Der zweite Teil des Improvisationsabends, das gehört zum Konzept der Reihe From A to Z, findet als Aufführung eines Live-Duettes im hinteren Teil des Studios statt. Titelgebend ist hier der Buchstabe „G” wie „Ground”. Ein weißes Papierquadrat auf dem Boden sowie von der Decke hängende, weiße Seile markieren die Tanzfläche für Nelson und Malvacías Performance. Zimmerpflanzen und unterschiedliche Lampen säumen deren Ränder. Das gesamte Setting unterliegt, wie auch schon der Aufbau des Improvisations- und Feedbackformats, einer cleanen ästhetischen Ordnung. Die Objekte, die im zweiten Teil dazukommen, sollen, so Malvacías, den Verlauf der Zeit unterbrechen und neue Herausforderungen für die Tänzer schaffen. So auch der Sound von Ivo Bol. Während Nelson und Malvacías mit Cyberstirnreifen im Schein zweier Kaltlichtlampen das Publikum nach Informationen bzw. Impulsen abscannen, wird akustisch eine digitale Suchlauffrequenz etabliert. Eine Art Internet-Einwahl-Rauschen aus Modemzeiten wird von entsprechenden Web-Tönen, kurzen Sprach- und Soundsequenzen durchbrochen. Was das Smartphone im ersten Teil des Abends bereits einleitete, wird hier als Verweis auf eine zugleich lineare wie parallele Zeitlichkeit deutlich und spiegelt damit ein Stück Zeitgeist wieder. Ein paar Warmlichtlampen in Kugelform sowie plattenspielerknisternde Klaviermusik öffnen Zeitfenster in die Vergangenheit und rahmen die Bewegungen der beiden Tänzer mit anderen Bedeutungen. Der permanente Wechsel, mit jedem neuen Sound entsteht eine neue Bewegungssequenz, scheint Nelson und Malvacías nichts auszumachen. Sie improvisieren sich durch die Zeiten als wären sie in jeder einmal zuhause gewesen. Doch das ist vielleicht nur eine Illusion und zugleich das Geheimnis ihrer tänzerischen Anti-Aging-Strategie: Die Zeit verändert sich, und sie tanzen mit ihr mit. Ihre Flexibilität und Anpassungsfähigkeit jedoch besteht darin, dass sie in jedem Augenblick ganz bei sich bleiben.

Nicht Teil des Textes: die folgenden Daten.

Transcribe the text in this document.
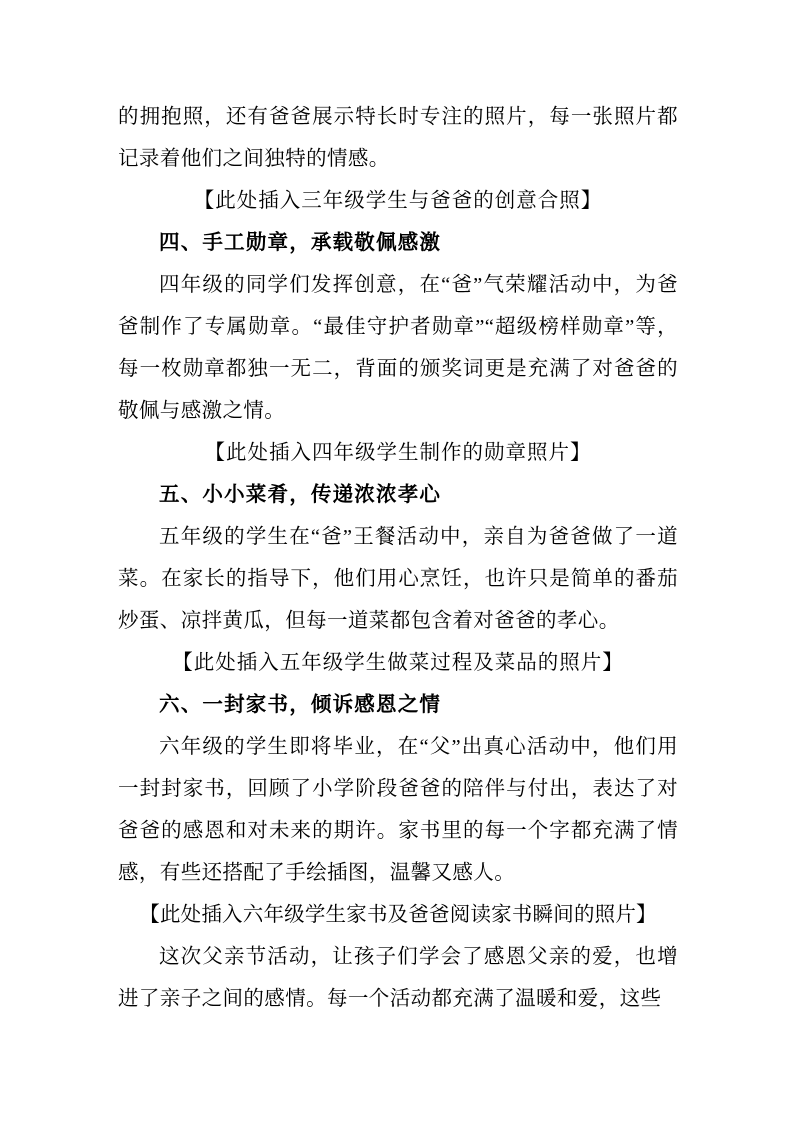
的拥抱照，还有爸爸展示特长时专注的照片，每一张照片都记录着他们之间独特的情感。

【此处插入三年级学生与爸爸的创意合照】

四、手工勋章，承载敬佩感激

四年级的同学们发挥创意，在“爸”气荣耀活动中，为爸爸制作了专属勋章。“最佳守护者勋章”“超级榜样勋章”等，每一枚勋章都独一无二，背面的颁奖词更是充满了对爸爸的敬佩与感激之情。

【此处插入四年级学生制作的勋章照片】

五、小小菜肴，传递浓浓孝心

五年级的学生在“爸”王餐活动中，亲自为爸爸做了一道菜。在家长的指导下，他们用心烹饪，也许只是简单的番茄炒蛋、凉拌黄瓜，但每一道菜都包含着对爸爸的孝心。

【此处插入五年级学生做菜过程及菜品的照片】

六、一封家书，倾诉感恩之情

六年级的学生即将毕业，在“父”出真心活动中，他们用一封封家书，回顾了小学阶段爸爸的陪伴与付出，表达了对爸爸的感恩和对未来的期许。家书里的每一个字都充满了情感，有些还搭配了手绘插图，温馨又感人。

【此处插入六年级学生家书及爸爸阅读家书瞬间的照片】

这次父亲节活动，让孩子们学会了感恩父亲的爱，也增进了亲子之间的感情。每一个活动都充满了温暖和爱，这些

Nelson und Malvacías, so verraten sie dem Publikum, haben es sich zur Aufgabe gemacht, Neues zu begreifen sowie Bekanntes wiederzuerkennen und loszulassen. Wenn Malvacías am Ende der Performance jauchzend in knallpinken Hotpants mit einer neonfarbenen Plastikblume über die Bühne springt, dann gibt das einmal mehr Grund, an Kazuo Ohno zu denken — mit einem großen Augenzwinkern auf das Leben mit all seiner Vergänglichkeit … und transformativen Kraft.